Friday, November 25, 2011

Alright it's eclipse day!
I just read a facebook post of an astrologer/channel I really like who asked where we are in out own shadows and where or in what ways are we afraid of eclipsing someone else. Wow! What a thing to say...
Strangely, it was just what I needed to hear. For many years I dealt with the fear of eclipsing others. I grew up with some very competitive women and found that in my teens and early adult years I was still repeating those relationships, ones in which it felt dangerous to be myself for fear of what would happen if I were to outshine someone close to me. I finally recognized all this a while back and coming out of that cave was pretty difficult -more so for those around me, it seemed.
Much of what I learned then is still fresh enough that I'm still conscious of it most of the time whether or not I want to be. I remember the distinct feeling of strength and freedom that came with every difficult situation I encountered during that time. The ones that challenged me to represent myself honestly rather than folding in for fear of (somehow) devastating someone else. In truth, I doubt I "devastated" anyone and certainly the most damage incurred was to me in the period of time where I was folding in.
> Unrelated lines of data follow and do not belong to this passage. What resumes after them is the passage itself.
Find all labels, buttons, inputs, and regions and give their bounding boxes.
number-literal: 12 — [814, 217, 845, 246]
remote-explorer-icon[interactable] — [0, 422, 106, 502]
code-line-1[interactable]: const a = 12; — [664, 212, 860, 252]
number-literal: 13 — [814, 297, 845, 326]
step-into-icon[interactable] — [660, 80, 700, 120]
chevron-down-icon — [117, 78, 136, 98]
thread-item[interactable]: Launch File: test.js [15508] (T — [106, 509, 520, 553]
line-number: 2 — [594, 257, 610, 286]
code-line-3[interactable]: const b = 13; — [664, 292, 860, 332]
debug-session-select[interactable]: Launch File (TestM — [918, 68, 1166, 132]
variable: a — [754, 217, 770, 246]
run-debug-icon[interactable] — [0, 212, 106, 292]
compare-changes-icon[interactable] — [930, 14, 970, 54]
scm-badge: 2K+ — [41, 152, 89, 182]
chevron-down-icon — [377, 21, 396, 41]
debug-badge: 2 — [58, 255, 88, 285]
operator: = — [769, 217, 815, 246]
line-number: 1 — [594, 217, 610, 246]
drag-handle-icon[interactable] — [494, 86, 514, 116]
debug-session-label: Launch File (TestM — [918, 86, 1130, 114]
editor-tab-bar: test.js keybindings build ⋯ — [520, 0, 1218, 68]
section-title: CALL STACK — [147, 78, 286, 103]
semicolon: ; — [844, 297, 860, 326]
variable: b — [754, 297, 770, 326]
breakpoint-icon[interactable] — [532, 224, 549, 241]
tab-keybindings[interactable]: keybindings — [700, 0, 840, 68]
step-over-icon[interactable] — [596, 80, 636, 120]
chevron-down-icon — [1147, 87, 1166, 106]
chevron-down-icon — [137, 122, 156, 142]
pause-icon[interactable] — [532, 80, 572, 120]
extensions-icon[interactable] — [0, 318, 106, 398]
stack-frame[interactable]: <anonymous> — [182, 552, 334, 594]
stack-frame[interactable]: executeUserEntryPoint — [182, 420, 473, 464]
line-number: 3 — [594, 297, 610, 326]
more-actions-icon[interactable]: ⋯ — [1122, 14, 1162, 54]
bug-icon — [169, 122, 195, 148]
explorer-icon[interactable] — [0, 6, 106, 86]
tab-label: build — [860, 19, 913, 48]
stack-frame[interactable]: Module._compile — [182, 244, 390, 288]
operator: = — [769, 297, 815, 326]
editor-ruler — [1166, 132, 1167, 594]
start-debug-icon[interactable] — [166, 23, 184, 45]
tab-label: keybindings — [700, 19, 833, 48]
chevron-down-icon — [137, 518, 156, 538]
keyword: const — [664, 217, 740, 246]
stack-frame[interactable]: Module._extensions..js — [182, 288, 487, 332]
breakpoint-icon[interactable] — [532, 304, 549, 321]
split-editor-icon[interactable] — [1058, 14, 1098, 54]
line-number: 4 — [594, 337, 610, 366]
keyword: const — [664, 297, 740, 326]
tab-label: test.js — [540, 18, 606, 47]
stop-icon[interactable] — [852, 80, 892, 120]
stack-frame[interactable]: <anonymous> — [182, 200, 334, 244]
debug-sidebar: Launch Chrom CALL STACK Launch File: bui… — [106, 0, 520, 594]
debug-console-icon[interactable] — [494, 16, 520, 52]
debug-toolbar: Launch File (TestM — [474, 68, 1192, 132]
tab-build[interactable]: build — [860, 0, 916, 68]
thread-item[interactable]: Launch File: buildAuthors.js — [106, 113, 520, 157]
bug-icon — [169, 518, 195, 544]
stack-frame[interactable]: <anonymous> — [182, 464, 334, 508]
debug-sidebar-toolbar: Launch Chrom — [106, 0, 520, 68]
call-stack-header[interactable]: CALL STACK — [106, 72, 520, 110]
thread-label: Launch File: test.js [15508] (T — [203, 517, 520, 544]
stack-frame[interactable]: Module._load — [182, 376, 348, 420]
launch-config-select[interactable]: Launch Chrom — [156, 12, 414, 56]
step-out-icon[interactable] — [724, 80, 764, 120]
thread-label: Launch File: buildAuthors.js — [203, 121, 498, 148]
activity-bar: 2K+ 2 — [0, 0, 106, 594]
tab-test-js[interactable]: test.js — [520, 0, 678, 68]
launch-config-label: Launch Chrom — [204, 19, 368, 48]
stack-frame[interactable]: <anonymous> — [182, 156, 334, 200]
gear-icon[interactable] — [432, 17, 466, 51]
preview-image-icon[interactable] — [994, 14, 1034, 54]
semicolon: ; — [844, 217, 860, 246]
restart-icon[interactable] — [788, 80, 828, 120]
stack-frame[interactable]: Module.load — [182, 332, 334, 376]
For years since I've been reviewing my earlier relationships and seeing all the ways I missed out or lost something trying to be delicate with people who wanted all the light for themselves.
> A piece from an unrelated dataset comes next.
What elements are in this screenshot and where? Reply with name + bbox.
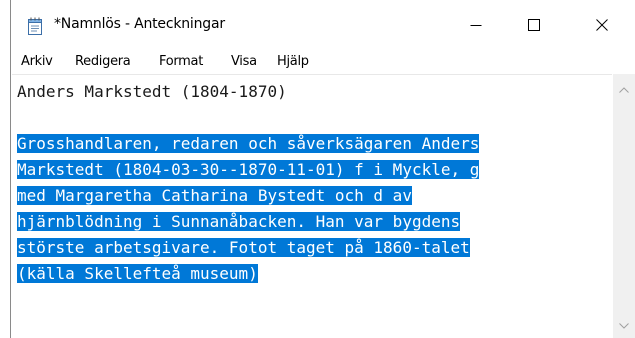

Since things have calmed down and I haven't been challenged on a daily basis (for a while there it was non-stop, forcing me to grow into my full self) there have been times when I've wondered if I've maintained or regressed or progressed. It's become hard to tell as I've moved along. I'll definitely be thinking about this for the next few days: where might I be folding in rather than shining out? In what ways can I strengthen myself?